Maps comparing multi-model climate scenarios with the current climatic situation are inherently complex, especially for users with no background in climate modelling. To gain deeper insight into the understanding of such complex visualisations, this study is distinguished between different levels of cognitive comprehension. Tasks that require reading values from map locations consistently scored highest, while combining information from different maps resulted in lower comprehension scores. Map makers can aid comprehension by providing guidelines that explain the difference between absolute values and anomalies and demonstrate the effective use of both depending on the communication goal. Examples of correct (or even incorrect) interpretation of the map contents can help users understand the strengths and limitations of such maps for adaptation planning.

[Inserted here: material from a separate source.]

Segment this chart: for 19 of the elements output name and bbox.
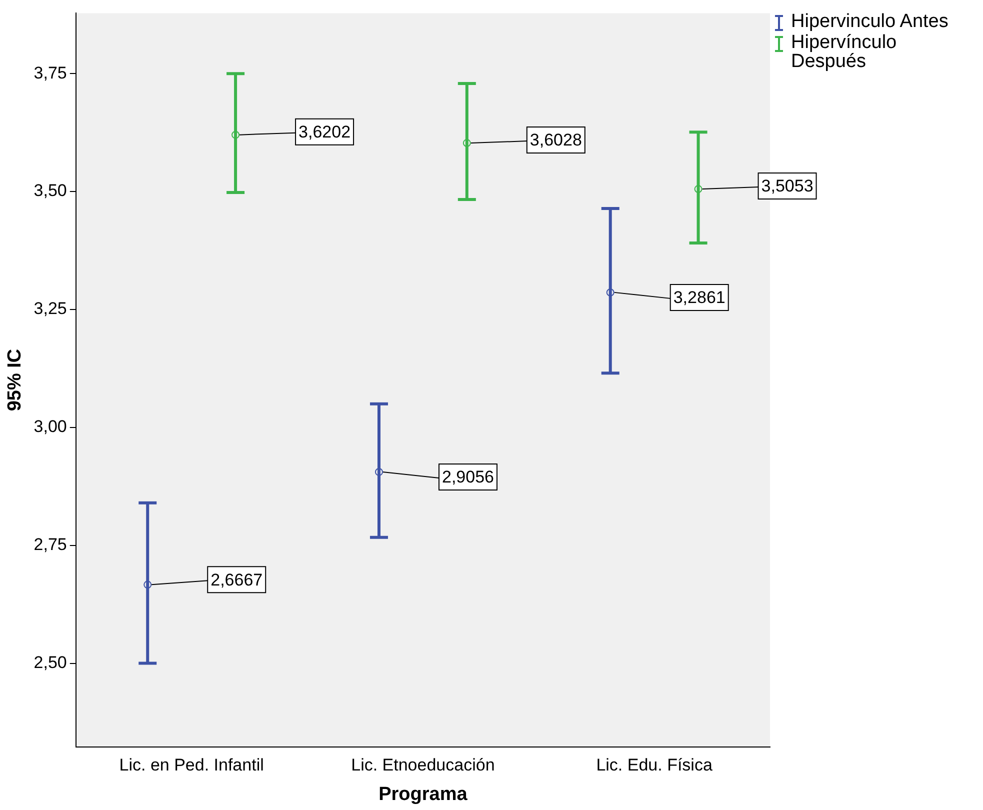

The final map-set of the project CLIMAMAP takes up most qualitative and quantitative results of the stakeholder involvement process and provides consultants and policymakers with a tool that is adaptive to a range of needs. The map-set comprises of eleven climate impact indicators (available in Online Resource 3) on regional scale (Austrian federal states). A less complex map sheet presents absolute values of the indicators’ climatological mean, and a more complex one shows the climatological development over the 21st century for two different emission scenarios. The set includes an uncertainty measure for the underlying model ensemble. The maps and corresponding styles were also published as GIS-data so they can be easily integrated into existing online GIS-systems (see recommendations by McInerny et al. 2014). Accompanying guidelines explain the map contents and list some considerations for map users. All material was made publicly available via the Climate Change Centre Austria’s (CCCA) Data Centre (Becsi and Laimighofer 2018). An example of the final maps and direct URLs to additional materials can be found in Online Resource 6.

The co-design of climate change impact maps yielded important insights into the needs of adaptation planners. Future research should identify the maps’ real-world application and evaluate their effectiveness in informing adaptation policy. Furthermore, an empirical evaluation of the recommendations and design principles from this study could yield important knowledge to further support the science-policy-interface in adaptation planning.